First, the conditions for a unique solution. These are the constraints. Let’s illustrate the constraints using two examples:
EXAMPLE 1
3x+2y=3 and 6x+4y=6
The second equation is a multiple of the first so there’s only one equation really but there are two variables. So there are many solutions, no unique solution.
EXAMPLE 2
x+y=2, 3x+3y=5
In this case there are no solutions because of inconsistency. The second equation is the same as 3(x+y)=5. But the first equation says x+y=2 therefore the second equation says 3×2=5, which is never true.
So if we take the coefficients and compare a₁/a₂ with b₁/b₂ we find that with each example the two ratios are the same 3/6=2/4 (=1/2) and 1/3=1/3. To get a unique solution, these ratios must be different.
The rest of the text puts x=-1 and y=3 into two linear equations which when solved as a system will give the unique solution. Each equation has two coefficients and a constant, represented by letters a, b and c with a subscript 1 or 2 showing which equation they belong to. So if we invent numbers for the a’s and b’s we can find out what the c’s must be. We have an infinite number of coefficients to choose from so we have an infinite system of equations. As an exercise try putting in any numbers for the a’s and b’s and work out the c’s.
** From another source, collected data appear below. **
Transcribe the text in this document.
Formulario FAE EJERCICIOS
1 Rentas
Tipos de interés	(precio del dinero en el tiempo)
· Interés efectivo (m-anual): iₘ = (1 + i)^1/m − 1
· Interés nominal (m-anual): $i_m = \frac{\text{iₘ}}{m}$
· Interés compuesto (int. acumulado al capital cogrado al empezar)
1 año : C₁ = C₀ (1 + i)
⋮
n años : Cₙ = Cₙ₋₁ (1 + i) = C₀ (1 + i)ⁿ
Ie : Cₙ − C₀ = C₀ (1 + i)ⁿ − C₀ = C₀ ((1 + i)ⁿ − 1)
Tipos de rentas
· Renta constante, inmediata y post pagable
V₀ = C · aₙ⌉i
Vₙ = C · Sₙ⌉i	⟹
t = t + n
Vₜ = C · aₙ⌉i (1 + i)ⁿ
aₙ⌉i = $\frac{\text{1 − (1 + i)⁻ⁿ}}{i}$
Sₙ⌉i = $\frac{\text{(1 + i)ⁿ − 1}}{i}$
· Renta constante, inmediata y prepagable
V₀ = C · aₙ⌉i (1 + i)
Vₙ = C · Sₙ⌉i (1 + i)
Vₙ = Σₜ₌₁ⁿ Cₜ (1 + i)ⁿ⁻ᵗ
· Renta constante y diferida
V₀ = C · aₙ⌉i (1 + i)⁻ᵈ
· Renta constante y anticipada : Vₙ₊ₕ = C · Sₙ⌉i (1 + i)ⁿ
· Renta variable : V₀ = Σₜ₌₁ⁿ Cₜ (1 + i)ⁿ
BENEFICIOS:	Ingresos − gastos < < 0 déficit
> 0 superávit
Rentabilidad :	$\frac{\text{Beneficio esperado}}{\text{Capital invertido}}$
Remember the constraints when you’re picking numbers.
The graph they show is two lines y=-2x+4 and y=2x-4 corresponding to equations y+2x=4 and y-2x=-4. The solution to these is where the lines intersect at (2,0), when x=2 and y=0. This doesn’t seem to bear any relation to x=-1 and y=3.
Here is a system which would give the solution (-1,3):
x+y=2, 2x+y=1